CB Richard Ellis, a commercial real estate firm, announced Thursday that the vacant 48-acre International Automotive Components property on Spring Road is now under a sale agreement.
The sale of the complex, which includes more than 873,000 square feet of usable building space and rail access, isn't expected to close until at least mid-October, according to Joe McDermott, the firm's senior vice president.
He would not comment on who is buying the former Lear and C.H. Masland & Sons plant, a site that opened in 1919 and employed as many as 3,500 people during World War II.
IAC spokesman David Ladd said the company expects to know by mid-November whether or not there is a deal. He also would not disclose any details about the prospective buyer.
The Masland family, the original owner, sold the plant to Lear Corp. in 1996. IAC then acquired it in April 2007 and announced its plan to close the plant in October 2008.
The facility employed more than 600 people as recently as February 2007. IAC closed the doors in Carlisle for the final time on Dec. 12, 2008.
Anthony Amadure, business development specialist at Cumberland County Economic Development, has fielded a number of inquiries regarding the IAC property over the past two years.
He also said Thursday that he couldn't release the name of the buyer, because of a confidentiality agreement signed by all parties.
However, he did say there are "multiple" companies interested in partnering with the "local organization" buying the property to redevelop the site in the future.

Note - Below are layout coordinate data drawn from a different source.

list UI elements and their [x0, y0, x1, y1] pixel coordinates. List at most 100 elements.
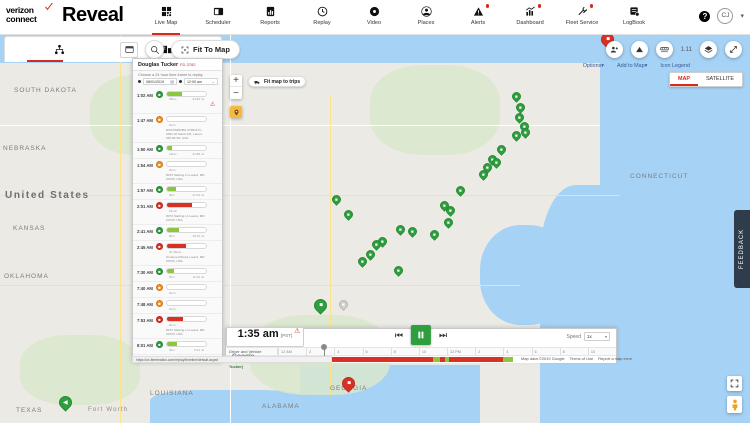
- replay-timeline-row[interactable]: 8:01 AM ■ 4km 9.31 mi: [133, 339, 222, 355]
- speed-select[interactable]: 1x ▾: [584, 332, 610, 341]
- row-meta-left: 3min: [169, 290, 176, 295]
- replay-timeline-row[interactable]: 2:45 AM ■ 4h 36min Unnamed Road, Laurel, MD…: [133, 241, 222, 266]
- timeline-segment[interactable]: [448, 357, 503, 362]
- expand-button[interactable]: [725, 41, 742, 58]
- nav-item-scheduler[interactable]: Scheduler: [192, 2, 244, 35]
- nav-label: Live Map: [154, 20, 178, 26]
- time-picker[interactable]: 12:00 am ⌄: [184, 78, 218, 85]
- map-option-links: Options▾ Add to Map▾ Icon Legend: [583, 63, 690, 69]
- zoom-out-button[interactable]: −: [233, 87, 239, 99]
- row-status-marker[interactable]: ■: [156, 145, 163, 152]
- map-type-satellite[interactable]: SATELLITE: [705, 75, 734, 82]
- nav-label: Scheduler: [205, 20, 231, 26]
- row-body: 4h 36min Unnamed Road, Laurel, MD 20723, …: [166, 243, 207, 263]
- replay-timeline-row[interactable]: 7:40 AM ■ 3min: [133, 282, 222, 298]
- timeline-segment[interactable]: [440, 357, 446, 362]
- row-status-marker[interactable]: ■: [156, 202, 163, 209]
- row-warning: [210, 300, 218, 302]
- replay-timeline-row[interactable]: 1:54 AM ■ 3min 8073 Starling Ln Laurel, MD …: [133, 159, 222, 184]
- green-area-4: [20, 335, 140, 405]
- add-to-map-link[interactable]: Add to Map▾: [617, 63, 647, 69]
- replay-panel-subtitle: Choose a 24 hour time frame to replay: [133, 71, 222, 78]
- timeline-segment[interactable]: [433, 357, 441, 362]
- row-body: 51min 8073 Starling Ln Laurel, MD 20723, …: [166, 202, 207, 222]
- triangle-button[interactable]: [630, 41, 648, 58]
- next-button[interactable]: ⏭: [439, 329, 448, 340]
- nav-item-video[interactable]: Video: [348, 2, 400, 35]
- replay-timeline-row[interactable]: 7:30 AM ■ 5km 11.02 mi: [133, 266, 222, 282]
- date-picker[interactable]: 08/01/2019 ▤: [143, 78, 177, 85]
- replay-timeline-row[interactable]: 7:48 AM ■ 2min: [133, 298, 222, 314]
- fullscreen-icon: [730, 379, 739, 388]
- row-status-marker[interactable]: ■: [156, 186, 163, 193]
- row-status-marker[interactable]: ■: [156, 227, 163, 234]
- map-options-link[interactable]: Options▾: [583, 63, 604, 69]
- nav-item-dashboard[interactable]: Dashboard: [504, 2, 556, 35]
- timeline-segment[interactable]: [502, 357, 513, 362]
- map-type-map[interactable]: MAP: [669, 73, 698, 86]
- nav-item-places[interactable]: Places: [400, 2, 452, 35]
- user-avatar[interactable]: CJ: [717, 8, 734, 24]
- nav-item-logbook[interactable]: LogBook: [608, 2, 660, 35]
- row-status-marker[interactable]: ■: [156, 90, 163, 98]
- row-meta: 2min: [166, 123, 207, 127]
- measure-button[interactable]: [655, 41, 673, 58]
- row-body: 4km 9.31 mi: [166, 341, 207, 352]
- row-status-marker[interactable]: ■: [156, 284, 163, 291]
- user-menu-caret-icon[interactable]: ▾: [740, 13, 744, 20]
- row-meta-left: 3min: [169, 167, 176, 172]
- layers-button[interactable]: [700, 41, 717, 58]
- row-status-marker[interactable]: ■: [156, 316, 163, 323]
- row-status-marker[interactable]: ■: [156, 268, 163, 275]
- nav-item-alerts[interactable]: Alerts: [452, 2, 504, 35]
- icon-legend-link[interactable]: Icon Legend: [660, 63, 690, 69]
- replay-timeline-row[interactable]: 1:02 AM ■ 45km 44.84 mi ⚠: [133, 88, 222, 114]
- verizon-logo[interactable]: verizon connect: [6, 6, 56, 24]
- vehicle-list-tab[interactable]: [113, 37, 221, 62]
- replay-timeline-list[interactable]: 1:02 AM ■ 45km 44.84 mi ⚠ 1:47 AM ■ 2min EXXONMO…: [133, 88, 222, 361]
- nav-item-fleet-service[interactable]: Fleet Service: [556, 2, 608, 35]
- search-button[interactable]: [145, 40, 164, 59]
- nav-item-live-map[interactable]: Live Map: [140, 2, 192, 35]
- row-meta: 5km 11.02 mi: [166, 275, 207, 279]
- street-view-button[interactable]: [727, 396, 742, 413]
- replay-timeline-row[interactable]: 1:50 AM ■ 12km 31.88 mi: [133, 143, 222, 159]
- replay-timeline-row[interactable]: 1:47 AM ■ 2min EXXONMOBIL 07981173 - 9391 A…: [133, 114, 222, 143]
- timeline-segment[interactable]: [328, 357, 434, 362]
- attribution-terms[interactable]: Terms of Use: [569, 356, 594, 361]
- timeline-cursor[interactable]: [321, 344, 328, 363]
- drivers-button[interactable]: [605, 41, 623, 58]
- replay-timeline-row[interactable]: 2:01 AM ■ 51min 8073 Starling Ln Laurel, MD…: [133, 200, 222, 225]
- row-meta-left: 8km: [169, 233, 175, 238]
- map-canvas[interactable]: United States SOUTH DAKOTA NEBRASKA KANSAS O…: [0, 35, 750, 423]
- pin-button[interactable]: [230, 106, 242, 118]
- row-status-marker[interactable]: ■: [156, 341, 163, 348]
- nav-item-reports[interactable]: Reports: [244, 2, 296, 35]
- row-time: 7:30 AM: [137, 270, 153, 275]
- hierarchy-tab[interactable]: [5, 37, 113, 62]
- zoom-in-button[interactable]: +: [230, 75, 242, 87]
- fit-to-map-button[interactable]: Fit To Map: [171, 40, 240, 59]
- help-icon[interactable]: ?: [699, 10, 711, 22]
- previous-button[interactable]: ⏮: [394, 329, 403, 340]
- drivers-icon: [610, 46, 618, 53]
- timeline-tick: 2: [306, 348, 311, 356]
- attribution-report[interactable]: Report a map error: [598, 356, 632, 361]
- row-status-marker[interactable]: ■: [156, 243, 163, 250]
- fit-map-to-trips-button[interactable]: Fit map to trips: [248, 76, 307, 87]
- replay-date-time-controls: 08/01/2019 ▤ 12:00 am ⌄: [133, 78, 222, 88]
- row-meta-left: 45km: [169, 97, 177, 101]
- calendar-button[interactable]: [120, 41, 138, 58]
- nav-item-replay[interactable]: Replay: [296, 2, 348, 35]
- replay-timeline-row[interactable]: 1:57 AM ■ 9km 21.04 mi: [133, 184, 222, 200]
- timeline-segment[interactable]: [445, 357, 449, 362]
- replay-timeline-row[interactable]: 2:41 AM ■ 8km 18.12 mi: [133, 225, 222, 241]
- row-status-marker[interactable]: ■: [156, 300, 163, 307]
- play-pause-button[interactable]: [411, 325, 431, 345]
- map-label: OKLAHOMA: [4, 273, 49, 280]
- row-status-marker[interactable]: ■: [156, 116, 163, 123]
- fullscreen-button[interactable]: [727, 376, 742, 391]
- feedback-tab[interactable]: FEEDBACK: [734, 210, 750, 288]
- replay-timeline-row[interactable]: 7:53 AM ■ 8min 8073 Starling Ln Laurel, MD …: [133, 314, 222, 339]
- row-status-marker[interactable]: ■: [156, 161, 163, 168]
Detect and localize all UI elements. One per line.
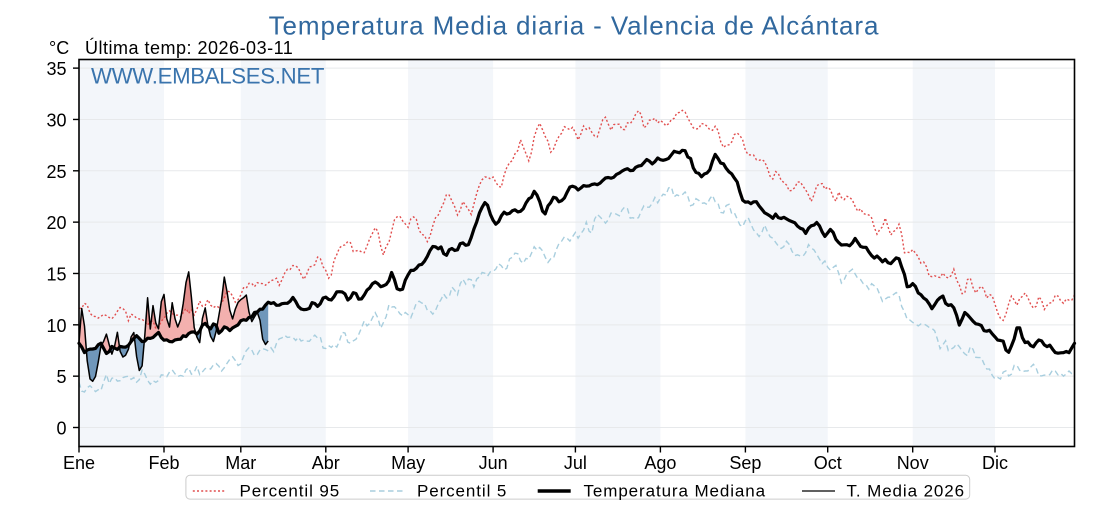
svg-text:25: 25 [46,162,66,182]
svg-text:WWW.EMBALSES.NET: WWW.EMBALSES.NET [91,64,325,89]
svg-text:Temperatura Mediana: Temperatura Mediana [584,481,766,500]
svg-text:°C: °C [49,38,69,58]
svg-text:Percentil 95: Percentil 95 [240,481,341,500]
svg-text:Nov: Nov [897,453,929,473]
svg-text:10: 10 [46,316,66,336]
svg-text:Oct: Oct [814,453,842,473]
svg-text:Jun: Jun [479,453,508,473]
svg-text:Abr: Abr [312,453,340,473]
svg-text:Ene: Ene [63,453,95,473]
svg-text:Última temp: 2026-03-11: Última temp: 2026-03-11 [85,37,293,58]
svg-text:T. Media 2026: T. Media 2026 [847,481,966,500]
svg-text:20: 20 [46,213,66,233]
svg-text:35: 35 [46,59,66,79]
svg-text:Ago: Ago [644,453,676,473]
svg-text:Dic: Dic [982,453,1008,473]
svg-text:Sep: Sep [729,453,761,473]
svg-text:Feb: Feb [148,453,179,473]
svg-text:30: 30 [46,111,66,131]
svg-text:Temperatura Media diaria - Val: Temperatura Media diaria - Valencia de A… [269,10,880,40]
svg-text:May: May [391,453,425,473]
svg-text:Jul: Jul [564,453,587,473]
svg-text:Mar: Mar [225,453,256,473]
svg-text:0: 0 [56,419,66,439]
svg-text:5: 5 [56,367,66,387]
svg-text:Percentil 5: Percentil 5 [417,481,507,500]
svg-text:15: 15 [46,265,66,285]
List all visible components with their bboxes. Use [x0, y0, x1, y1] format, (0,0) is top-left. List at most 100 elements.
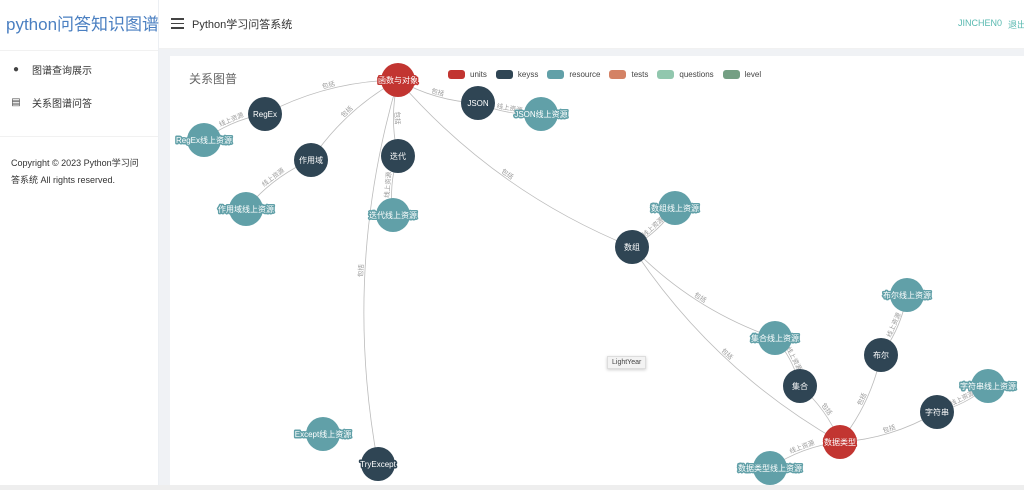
node-circle	[187, 123, 221, 157]
graph-link[interactable]	[631, 246, 841, 443]
node-circle	[753, 451, 787, 485]
legend-item-resource[interactable]: resource	[547, 70, 600, 79]
list-icon: ▤	[11, 97, 21, 108]
graph-node[interactable]: 集合	[783, 369, 817, 403]
scrollbar[interactable]	[0, 485, 1024, 490]
link-label: 线上资源	[884, 311, 903, 339]
node-label: 字符串线上资源	[960, 381, 1016, 391]
legend-swatch	[495, 70, 513, 79]
node-circle	[381, 63, 415, 97]
node-label: RegEx	[253, 110, 277, 119]
node-label: 作用域线上资源	[218, 204, 274, 214]
node-circle	[658, 191, 692, 225]
graph-node[interactable]: 数据类型线上资源	[737, 451, 804, 485]
link-label: 包括	[393, 112, 402, 126]
legend-label: tests	[631, 70, 649, 79]
legend-swatch	[448, 70, 465, 79]
node-label: 数组线上资源	[651, 203, 699, 213]
legend-item-questions[interactable]: questions	[657, 70, 714, 79]
link-label: 包括	[720, 346, 736, 362]
top-header: Python学习问答系统 JINCHEN0 退出	[159, 0, 1024, 49]
sidebar-item-label: 图谱查询展示	[32, 66, 92, 77]
node-circle	[783, 369, 817, 403]
node-circle	[864, 338, 898, 372]
node-label: 函数与对象	[378, 75, 418, 85]
graph-node[interactable]: 集合线上资源	[750, 321, 801, 355]
node-label: JSON	[467, 99, 489, 108]
sidebar-item-label: 关系图谱问答	[32, 99, 92, 110]
node-circle	[361, 447, 395, 481]
node-circle	[461, 86, 495, 120]
legend-swatch	[609, 70, 627, 79]
legend: units keyss resource tests questions level	[448, 70, 770, 79]
graph-node[interactable]: 布尔线上资源	[882, 278, 933, 312]
link-label: 线上资源	[788, 438, 816, 456]
graph-link[interactable]	[631, 246, 776, 339]
graph-node[interactable]: TryExcept	[359, 447, 398, 481]
menu-toggle-icon[interactable]	[171, 18, 184, 29]
graph-node[interactable]: 布尔	[864, 338, 898, 372]
link-label: 包括	[321, 79, 336, 91]
graph-node[interactable]: JSON线上资源	[513, 97, 569, 131]
graph-node[interactable]: 字符串	[920, 395, 954, 429]
divider	[0, 136, 158, 137]
graph-node[interactable]: 字符串线上资源	[959, 369, 1018, 403]
graph-card: 包括 包括 包括 包括 包括 包括 线上资源 线上资源 线上资源 线上资源 线上资源 包括 包括 线上资源…	[170, 56, 1024, 490]
node-label: 数据类型线上资源	[738, 463, 802, 473]
node-label: 字符串	[925, 407, 949, 417]
node-circle	[229, 192, 263, 226]
graph-link[interactable]	[397, 79, 633, 248]
graph-node[interactable]: 迭代线上资源	[368, 198, 419, 232]
node-circle	[615, 230, 649, 264]
card-title: 关系图普	[189, 72, 238, 86]
sidebar-item-graph-qa[interactable]: ▤ 关系图谱问答	[0, 86, 158, 119]
copyright: Copyright © 2023 Python学习问答系统 All rights…	[11, 158, 139, 185]
graph-node[interactable]: 作用域线上资源	[217, 192, 276, 226]
node-circle	[971, 369, 1005, 403]
graph-node[interactable]: 函数与对象	[377, 63, 420, 97]
link-label: 包括	[430, 86, 445, 98]
node-label: 数组	[624, 242, 640, 252]
graph-node[interactable]: 作用域	[294, 143, 328, 177]
legend-item-tests[interactable]: tests	[609, 70, 648, 79]
link-label: 线上资源	[382, 171, 393, 198]
node-label: 布尔线上资源	[883, 290, 931, 300]
link-label: 线上资源	[217, 110, 245, 129]
palette-icon: ●	[12, 64, 20, 75]
logout-link[interactable]: 退出	[1008, 20, 1024, 30]
node-label: 集合	[792, 381, 808, 391]
graph-node[interactable]: RegEx	[248, 97, 282, 131]
legend-swatch	[547, 70, 565, 79]
graph-node[interactable]: 数据类型	[823, 425, 858, 459]
node-label: Except线上资源	[295, 429, 351, 439]
node-label: 迭代线上资源	[369, 210, 417, 220]
legend-swatch	[722, 70, 740, 79]
username[interactable]: JINCHEN0	[957, 18, 1002, 28]
link-label: 线上资源	[260, 165, 287, 188]
graph-node[interactable]: RegEx线上资源	[174, 123, 234, 157]
graph-node[interactable]: 迭代	[381, 139, 415, 173]
graph-node[interactable]: 数组线上资源	[650, 191, 701, 225]
sidebar: python问答知识图谱 ● 图谱查询展示 ▤ 关系图谱问答 Copyright…	[0, 0, 159, 490]
legend-item-keyss[interactable]: keyss	[495, 70, 538, 79]
graph-node[interactable]: 数组	[615, 230, 649, 264]
node-label: 集合线上资源	[751, 333, 799, 343]
sidebar-item-graph-query[interactable]: ● 图谱查询展示	[0, 53, 158, 86]
legend-item-level[interactable]: level	[722, 70, 761, 79]
node-label: RegEx线上资源	[176, 135, 232, 145]
legend-label: questions	[679, 70, 714, 79]
graph-node[interactable]: JSON	[461, 86, 495, 120]
node-circle	[294, 143, 328, 177]
link-label: 包括	[693, 290, 709, 305]
app-logo[interactable]: python问答知识图谱	[0, 0, 159, 51]
graph-node[interactable]: Except线上资源	[293, 417, 353, 451]
legend-item-units[interactable]: units	[448, 70, 487, 79]
legend-label: units	[470, 70, 487, 79]
node-label: 迭代	[390, 151, 406, 161]
legend-swatch	[657, 70, 675, 79]
link-label: 包括	[881, 422, 897, 435]
node-circle	[758, 321, 792, 355]
graph-link[interactable]	[363, 79, 399, 465]
link-label: 包括	[500, 166, 516, 181]
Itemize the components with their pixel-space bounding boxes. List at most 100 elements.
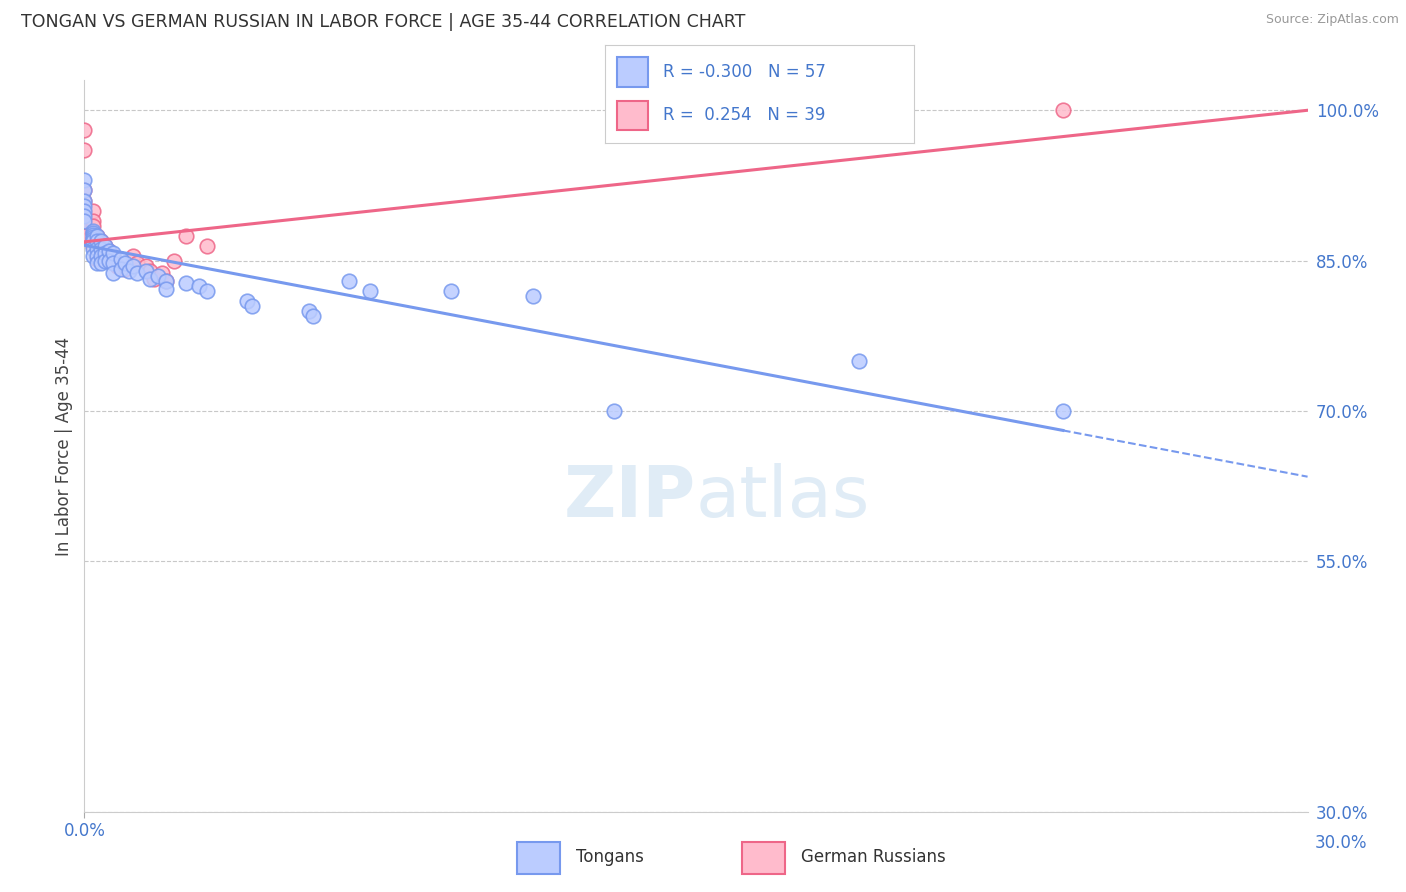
Y-axis label: In Labor Force | Age 35-44: In Labor Force | Age 35-44 <box>55 336 73 556</box>
Point <box>82 234 104 248</box>
Point <box>848 354 870 368</box>
Point <box>1052 103 1074 118</box>
Point <box>359 284 381 298</box>
Point <box>73 194 96 208</box>
Point <box>86 255 108 269</box>
Point <box>440 284 463 298</box>
Point <box>101 249 124 263</box>
Point <box>73 209 96 223</box>
Point <box>97 244 120 258</box>
Text: R =  0.254   N = 39: R = 0.254 N = 39 <box>664 106 825 124</box>
Text: ZIP: ZIP <box>564 463 696 532</box>
Point <box>86 252 108 266</box>
Point <box>195 238 218 252</box>
Point <box>73 228 96 243</box>
Point <box>101 245 124 260</box>
Point <box>114 255 136 269</box>
Point <box>73 123 96 137</box>
Point <box>90 234 112 248</box>
Point <box>155 274 177 288</box>
Point <box>73 173 96 187</box>
Point <box>127 255 149 269</box>
Point <box>101 255 124 269</box>
Point <box>82 229 104 244</box>
Point <box>97 244 120 258</box>
Point <box>86 228 108 243</box>
Point <box>93 238 115 252</box>
Point <box>86 234 108 248</box>
Point <box>73 184 96 198</box>
Point <box>82 249 104 263</box>
Point <box>195 284 218 298</box>
Point <box>110 252 132 266</box>
Point <box>110 261 132 276</box>
Point <box>236 293 259 308</box>
Point <box>82 213 104 227</box>
Point <box>603 404 626 418</box>
Point <box>142 271 165 285</box>
Text: 30.0%: 30.0% <box>1315 834 1367 852</box>
Point <box>90 234 112 248</box>
Point <box>522 289 544 303</box>
Bar <box>517 842 560 874</box>
Point <box>93 253 115 268</box>
Point <box>93 249 115 263</box>
Bar <box>617 57 648 87</box>
Point <box>82 226 104 240</box>
Point <box>163 253 186 268</box>
Point <box>90 242 112 256</box>
Text: German Russians: German Russians <box>800 847 945 866</box>
Point <box>122 259 145 273</box>
Point <box>73 203 96 218</box>
Point <box>82 223 104 237</box>
Point <box>82 231 104 245</box>
Point <box>73 144 96 158</box>
Point <box>174 228 197 243</box>
Point <box>97 253 120 268</box>
Point <box>82 242 104 256</box>
Point <box>82 219 104 233</box>
Point <box>73 219 96 233</box>
Point <box>82 231 104 245</box>
Text: Source: ZipAtlas.com: Source: ZipAtlas.com <box>1265 13 1399 27</box>
Point <box>86 249 108 263</box>
Point <box>82 203 104 218</box>
Text: R = -0.300   N = 57: R = -0.300 N = 57 <box>664 62 827 80</box>
Point <box>82 227 104 242</box>
Point <box>146 268 169 283</box>
Point <box>86 235 108 250</box>
Point <box>73 194 96 208</box>
Point <box>122 249 145 263</box>
Point <box>138 271 160 285</box>
Text: TONGAN VS GERMAN RUSSIAN IN LABOR FORCE | AGE 35-44 CORRELATION CHART: TONGAN VS GERMAN RUSSIAN IN LABOR FORCE … <box>21 13 745 31</box>
Point <box>82 238 104 252</box>
Point <box>114 261 136 276</box>
Text: atlas: atlas <box>696 463 870 532</box>
Point <box>339 274 360 288</box>
Point <box>105 259 128 273</box>
Point <box>90 255 112 269</box>
Point <box>155 282 177 296</box>
Point <box>138 263 160 277</box>
Point <box>301 309 323 323</box>
Text: Tongans: Tongans <box>576 847 644 866</box>
Point <box>86 228 108 243</box>
Point <box>73 184 96 198</box>
Point <box>86 242 108 256</box>
Point <box>118 263 141 277</box>
Point <box>93 245 115 260</box>
Point <box>97 253 120 268</box>
Point <box>135 259 157 273</box>
Point <box>240 299 263 313</box>
Point <box>82 226 104 240</box>
Point <box>174 276 197 290</box>
Point <box>73 203 96 218</box>
Point <box>298 303 321 318</box>
Point <box>101 266 124 280</box>
Point <box>73 198 96 212</box>
Point <box>1052 404 1074 418</box>
Point <box>187 278 209 293</box>
Point <box>135 263 157 277</box>
Point <box>127 266 149 280</box>
Point <box>93 238 115 252</box>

"We're excited that it's about to close," said Amadure, who expects the sale to close by the end of this month.
At the county level, he said, Recovery Zone bonds are still available through the economic stimulus package to help with redevelopment of the site.
The Recovery Zone bond program was set up by the federal government to promote job creation and investment within distressed and underutilized areas.
State and local financing may also be available, he said.
"There are no definite plans in place," Amadure said about redevelopment of the site.